I had the privilege of attending two of Cori's workshops. The first was regarding interviewing the reticent client, which was excellent. But, since I don't do many face-to-face interviews, and I don't know that you guys do either, I thought I would blog about her second class because it pretty much pertains to all writers - at least of the fiction variety.
Cori titled her class You Got Style - Yes You do! Finding your Voice in the Midst of the Melee.
Personally, I have been told by many people- critique partners, readers and published authors - that I have a great voice. That's a huge compliment! Because once you have found your voice, especially if it's original and fresh, you have the potential to go far as a writer. Once a writer has developed a voice, it's common for readers to recognize it immediately, once they start reading.
Cori gave us a handout (LOVE those hand-outs!) with several tips on how to find your voice. If you're struggling with developing your individual style, try some of these suggestions and see if your voice starts getting clearer. I took a few of her tips (only a few of the many she listed) and expanded them with my own thoughts. Cori did a fabulous job with this - her wisdom and insight is amazing.
1. Play Games. Choose one topic at a time from the following list and write for 5 minutes straight about that topic. No matter what, don't lift your pen off that page (or let those fingers rest on the keyboard).
* Childhood memories
* Dreams and nightmares
* If I had a million dollars, I would...
* Things that are creepy
* Things that are sexy
* Best foods
* What I want most in the world.
The idea is that by randomly writing with wild abandon, aspects of your voice will magically emerge.
2. Challenge your preconceptions. Get inside another person's head and understand their viewpoint. For example, if you're a conservative, pretend you're a liberal and write an entire page defending one of their political positions. Or if you're an animal rights activist, write an entire page about going shopping for a fur coat.
3. Write from Passion. What are you passionate about? How would you argue that Jesus is the son of God? What words would you use to describe an event or cause you believe in? What makes your blood boil or your heart soar? Find those things and turn them into wonderful pieces of writing.
4. Take Risks. Think writing about something would be too embarrasing, too risky, or too challenging? Then that's exactly what you should write about. Think outside the box. Try a new genre or style. Can't stand science fiction? Try writing it! You may just find a voice you never knew you had.
5. Get a little help from your friends. Once you have several stories or articles written, ask friends and fellow writers if they can identify a specific voice. Ask them what's unique about it. What makes it exciting or dull? See what words they would use to describe your voice.
6. Write like you talk. Here is where I think many writers miss it. Have you ever read dialogue that sounds stilted and awkward? Maybe you've found yourself saying, "people don't say that today" or "she's talking like she's from the fifties, when the story is set in the year 2009." Pay attention to how you talk and try to write as similarly as you can. Unless, of course, your book is set in a different era. But even then, keep it as "real" as possible.

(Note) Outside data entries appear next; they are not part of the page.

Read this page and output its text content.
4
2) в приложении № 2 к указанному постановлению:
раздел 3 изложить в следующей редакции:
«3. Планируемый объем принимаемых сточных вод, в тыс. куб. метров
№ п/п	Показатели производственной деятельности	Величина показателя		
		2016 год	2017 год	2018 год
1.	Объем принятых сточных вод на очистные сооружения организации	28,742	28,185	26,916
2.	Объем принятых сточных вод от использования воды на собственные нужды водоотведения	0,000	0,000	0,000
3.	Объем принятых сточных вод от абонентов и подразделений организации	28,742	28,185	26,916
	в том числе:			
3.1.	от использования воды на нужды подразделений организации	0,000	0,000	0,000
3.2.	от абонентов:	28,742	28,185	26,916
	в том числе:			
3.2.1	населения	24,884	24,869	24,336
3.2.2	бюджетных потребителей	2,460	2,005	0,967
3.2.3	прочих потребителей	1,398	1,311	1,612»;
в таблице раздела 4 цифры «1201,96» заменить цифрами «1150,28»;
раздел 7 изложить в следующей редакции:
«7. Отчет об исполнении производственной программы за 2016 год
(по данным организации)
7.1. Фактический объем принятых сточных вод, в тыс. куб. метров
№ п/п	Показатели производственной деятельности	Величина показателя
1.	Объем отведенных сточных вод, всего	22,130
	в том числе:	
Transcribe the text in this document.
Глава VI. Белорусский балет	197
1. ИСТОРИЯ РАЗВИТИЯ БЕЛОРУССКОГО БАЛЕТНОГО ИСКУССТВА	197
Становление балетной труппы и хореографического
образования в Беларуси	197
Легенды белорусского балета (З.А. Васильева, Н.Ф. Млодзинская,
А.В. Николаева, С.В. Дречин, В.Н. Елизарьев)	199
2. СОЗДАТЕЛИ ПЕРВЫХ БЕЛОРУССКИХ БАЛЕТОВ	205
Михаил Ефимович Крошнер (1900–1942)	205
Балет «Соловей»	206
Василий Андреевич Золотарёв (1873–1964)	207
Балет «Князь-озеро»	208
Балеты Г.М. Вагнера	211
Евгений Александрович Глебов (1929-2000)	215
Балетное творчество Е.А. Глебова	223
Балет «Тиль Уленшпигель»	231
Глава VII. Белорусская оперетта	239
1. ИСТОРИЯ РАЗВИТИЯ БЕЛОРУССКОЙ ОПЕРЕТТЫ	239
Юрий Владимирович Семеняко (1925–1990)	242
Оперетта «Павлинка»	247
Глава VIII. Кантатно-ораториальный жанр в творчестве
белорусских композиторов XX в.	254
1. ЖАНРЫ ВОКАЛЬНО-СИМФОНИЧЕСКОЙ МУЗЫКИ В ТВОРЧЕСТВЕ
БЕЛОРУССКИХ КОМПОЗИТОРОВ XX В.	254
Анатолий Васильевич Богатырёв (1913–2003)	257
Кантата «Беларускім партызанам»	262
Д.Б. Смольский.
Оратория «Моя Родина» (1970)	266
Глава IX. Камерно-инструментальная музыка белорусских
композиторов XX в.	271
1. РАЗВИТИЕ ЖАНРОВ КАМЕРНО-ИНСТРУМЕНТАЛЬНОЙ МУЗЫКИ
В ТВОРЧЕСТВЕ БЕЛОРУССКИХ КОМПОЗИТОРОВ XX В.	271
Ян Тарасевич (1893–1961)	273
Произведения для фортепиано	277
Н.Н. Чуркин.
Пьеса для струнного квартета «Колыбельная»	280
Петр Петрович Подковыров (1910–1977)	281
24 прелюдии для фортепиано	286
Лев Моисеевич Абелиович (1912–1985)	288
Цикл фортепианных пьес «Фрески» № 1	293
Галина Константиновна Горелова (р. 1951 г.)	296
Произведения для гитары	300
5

7. Remember, writing is about rewriting. Even writers who have a distinct voice spend plenty of time rewriting. The key is not to rewrite your voice right out of the story. Sometimes, due to critique partner suggestions or over-analyzing, we lose our voice somewhere in the editing process. Try to stay as true to your personal voice and style while at the same time creating an excellent story.
Thanks again to Cori for a fabulous workshop. I can't get over what a wealth of information I took home from the FaithWriters conference.